# TvA calibration

## Simplified code for easy reuse

The notebook `main.ipynb` contains code to calibrate ImageNet models, display reliability diagrams, and study overfitting. You should probably start with this.

`calibrators.py` contains code for calibration methods. Implemented scaling methods are temperature scaling, vector scaling, and Dirichlet calibration, with and without TvA and regularization. Binary methods rely on the library netcal, and our code can use these methods with one-versus-all (the standard multiclass to binary reformulation) or top-versus-all (TvA).

`evaluation.py` contains code to compute ECE (equal-size or equal-mass bins), accuracy, average confidence, AUROC, and Brier score.


## Full code for transparency and reproducibility
We also provide the full code to reproduce all our experiments in the `full_code` folder. However, it will not run out of the box as the paths were anonymized and data files removed.

`full_code/benchmark_calibration.py` contains code to apply the different calibration methods, with and without TvA, and save many metrics. Results for image classification and text classification with pre-trained language models in the paper come from this script.
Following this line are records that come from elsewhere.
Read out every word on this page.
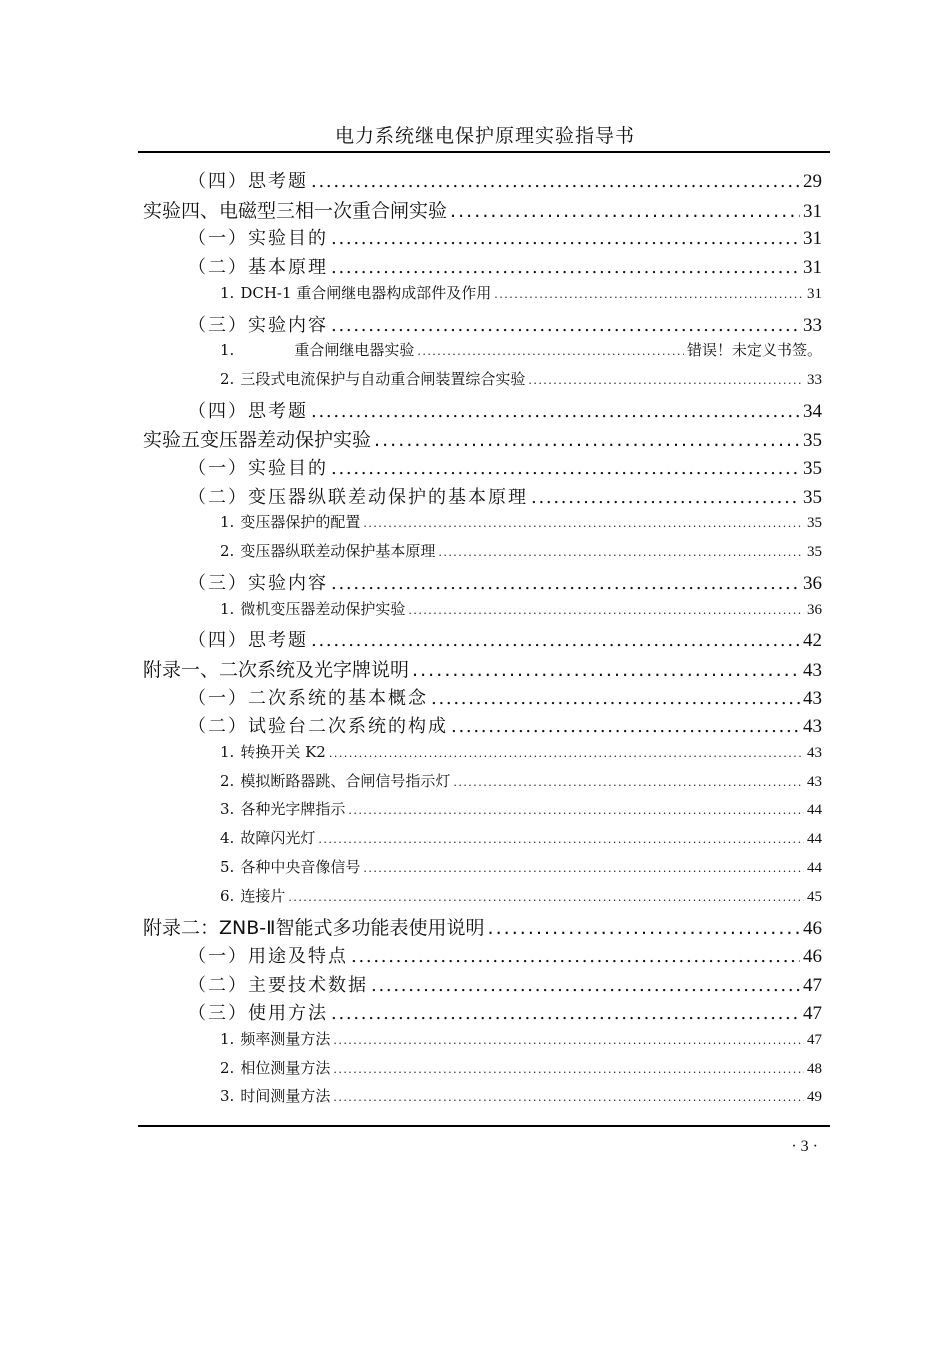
电力系统继电保护原理实验指导书
（四）思考题 . . .	29
实验四、电磁型三相一次重合闸实验 . . .	31
（一）实验目的 . . .	31
（二）基本原理 . . .	31
1. DCH-1 重合闸继电器构成部件及作用 . . .	31
（三）实验内容 . . .	33
1.	重合闸继电器实验 . . .	错误！未定义书签。
2. 三段式电流保护与自动重合闸装置综合实验 . . .	33
（四）思考题 . . .	34
实验五变压器差动保护实验 . . .	35
（一）实验目的 . . .	35
（二）变压器纵联差动保护的基本原理 . . .	35
1. 变压器保护的配置 . . .	35
2. 变压器纵联差动保护基本原理 . . .	35
（三）实验内容 . . .	36
1. 微机变压器差动保护实验 . . .	36
（四）思考题 . . .	42
附录一、二次系统及光字牌说明 . . .	43
（一）二次系统的基本概念 . . .	43
（二）试验台二次系统的构成 . . .	43
1. 转换开关 K2 . . .	43
2. 模拟断路器跳、合闸信号指示灯 . . .	43
3. 各种光字牌指示 . . .	44
4. 故障闪光灯 . . .	44
5. 各种中央音像信号 . . .	44
6. 连接片 . . .	45
附录二：ZNB-Ⅱ智能式多功能表使用说明 . . .	46
（一）用途及特点 . . .	46
（二）主要技术数据 . . .	47
（三）使用方法 . . .	47
1. 频率测量方法 . . .	47
2. 相位测量方法 . . .	48
3. 时间测量方法 . . .	49
· 3 ·
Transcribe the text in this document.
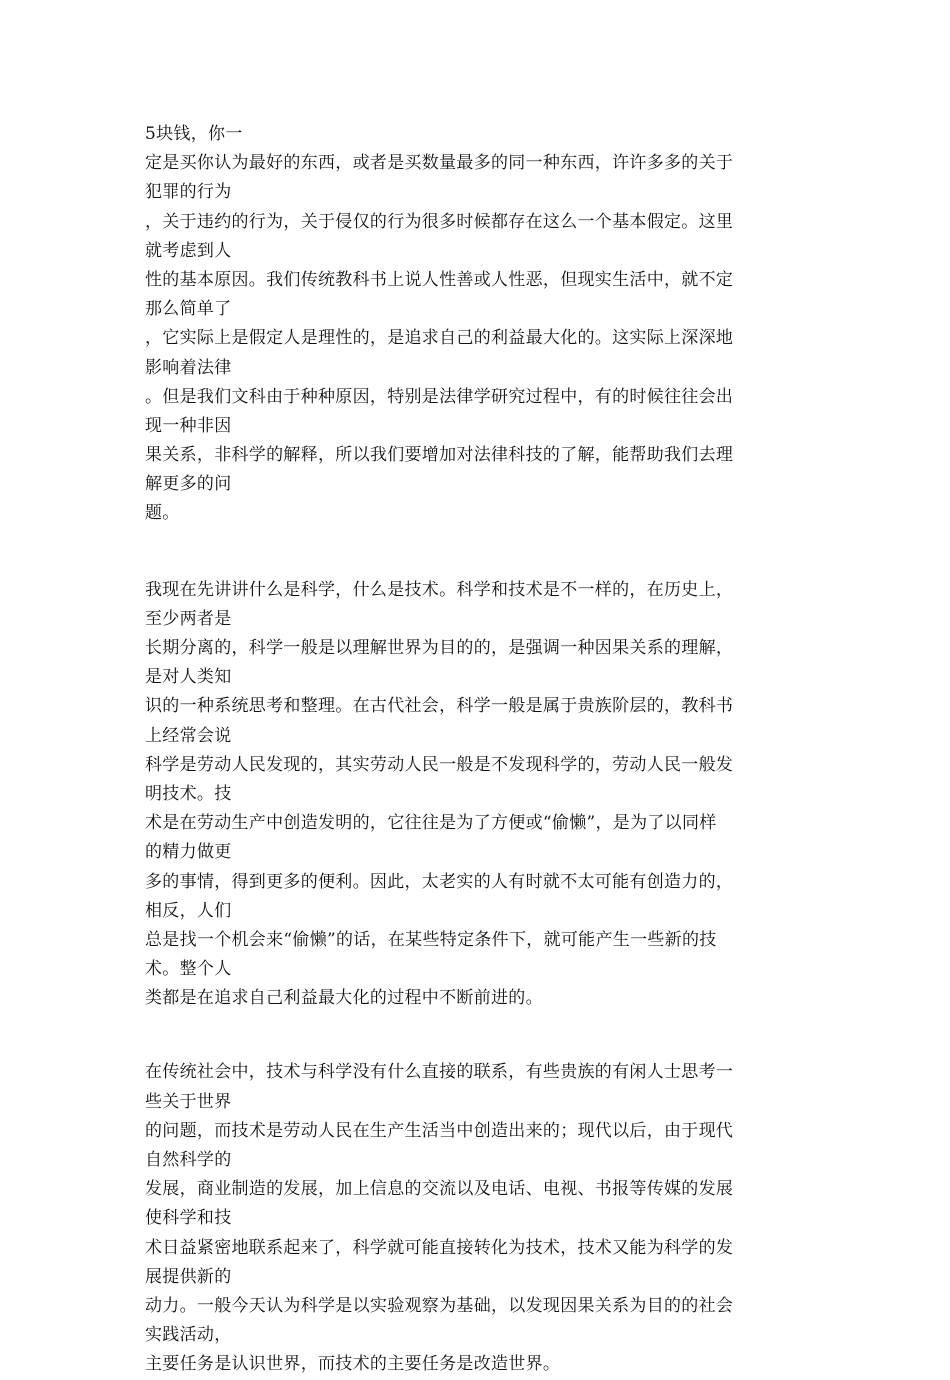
5块钱，你一
定是买你认为最好的东西，或者是买数量最多的同一种东西，许许多多的关于
犯罪的行为
，关于违约的行为，关于侵仅的行为很多时候都存在这么一个基本假定。这里
就考虑到人
性的基本原因。我们传统教科书上说人性善或人性恶，但现实生活中，就不定
那么简单了
，它实际上是假定人是理性的，是追求自己的利益最大化的。这实际上深深地
影响着法律
。但是我们文科由于种种原因，特别是法律学研究过程中，有的时候往往会出
现一种非因
果关系，非科学的解释，所以我们要增加对法律科技的了解，能帮助我们去理
解更多的问
题。
我现在先讲讲什么是科学，什么是技术。科学和技术是不一样的，在历史上，
至少两者是
长期分离的，科学一般是以理解世界为目的的，是强调一种因果关系的理解，
是对人类知
识的一种系统思考和整理。在古代社会，科学一般是属于贵族阶层的，教科书
上经常会说
科学是劳动人民发现的，其实劳动人民一般是不发现科学的，劳动人民一般发
明技术。技
术是在劳动生产中创造发明的，它往往是为了方便或“偷懒”，是为了以同样
的精力做更
多的事情，得到更多的便利。因此，太老实的人有时就不太可能有创造力的，
相反，人们
总是找一个机会来“偷懒”的话，在某些特定条件下，就可能产生一些新的技
术。整个人
类都是在追求自己利益最大化的过程中不断前进的。
在传统社会中，技术与科学没有什么直接的联系，有些贵族的有闲人士思考一
些关于世界
的问题，而技术是劳动人民在生产生活当中创造出来的；现代以后，由于现代
自然科学的
发展，商业制造的发展，加上信息的交流以及电话、电视、书报等传媒的发展
使科学和技
术日益紧密地联系起来了，科学就可能直接转化为技术，技术又能为科学的发
展提供新的
动力。一般今天认为科学是以实验观察为基础，以发现因果关系为目的的社会
实践活动，
主要任务是认识世界，而技术的主要任务是改造世界。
`full_code/benchmarking-uncertainty-estimation-performance-main/` contains functions to compute metrics (from [https://github.com/IdoGalil/benchmarking-uncertainty-estimation-performance](https://github.com/IdoGalil/benchmarking-uncertainty-estimation-performance)).

`full_code/focal_calibration/` contains pre-trained models for CIFAR (from [https://github.com/torrvision/focal_calibration](https://github.com/torrvision/focal_calibration)).

`full_code/imax_calib/` contains the I-Max baseline (from [https://github.com/boschresearch/imax-calibration](https://github.com/boschresearch/imax-calibration)).

`full_code/LinC-main` contains code of calibration for large language models using in-context learning (from [https://github.com/mominabbass/LinC](https://github.com/mominabbass/LinC)). We created the files `full_code/LinC-main/benchmark_tva.py` to compute and save metrics for applying HB_TvA on top of LinC (Table 11 in the paper) and `full_code/LinC-main/analyse_results.ipynb` to format the results.

`full_code/Mix-n-Match-Calibration` contains the IRM baseline (from [https://github.com/zhang64-llnl/Mix-n-Match-Calibration](https://github.com/zhang64-llnl/Mix-n-Match-Calibration)).

`full_code/PLMCalibration-main/` contains code for pre-trained language models (from [https://github.com/lifan-yuan/PLMCalibration](https://github.com/lifan-yuan/PLMCalibration)). We modified `prompt_ood.py` to export model outputs and data labels, which can then be used in `full_code/benchmark_calibration.py`.

`full_code/ProximityBias-Calibration-main/` contains code for ProCal calibration (from [https://github.com/MiaoXiong2320/ProximityBias-Calibration](https://github.com/MiaoXiong2320/ProximityBias-Calibration). We modified `compute_calibration_metrics.py` to include TvA for comparison with their method using their setting and metrics.)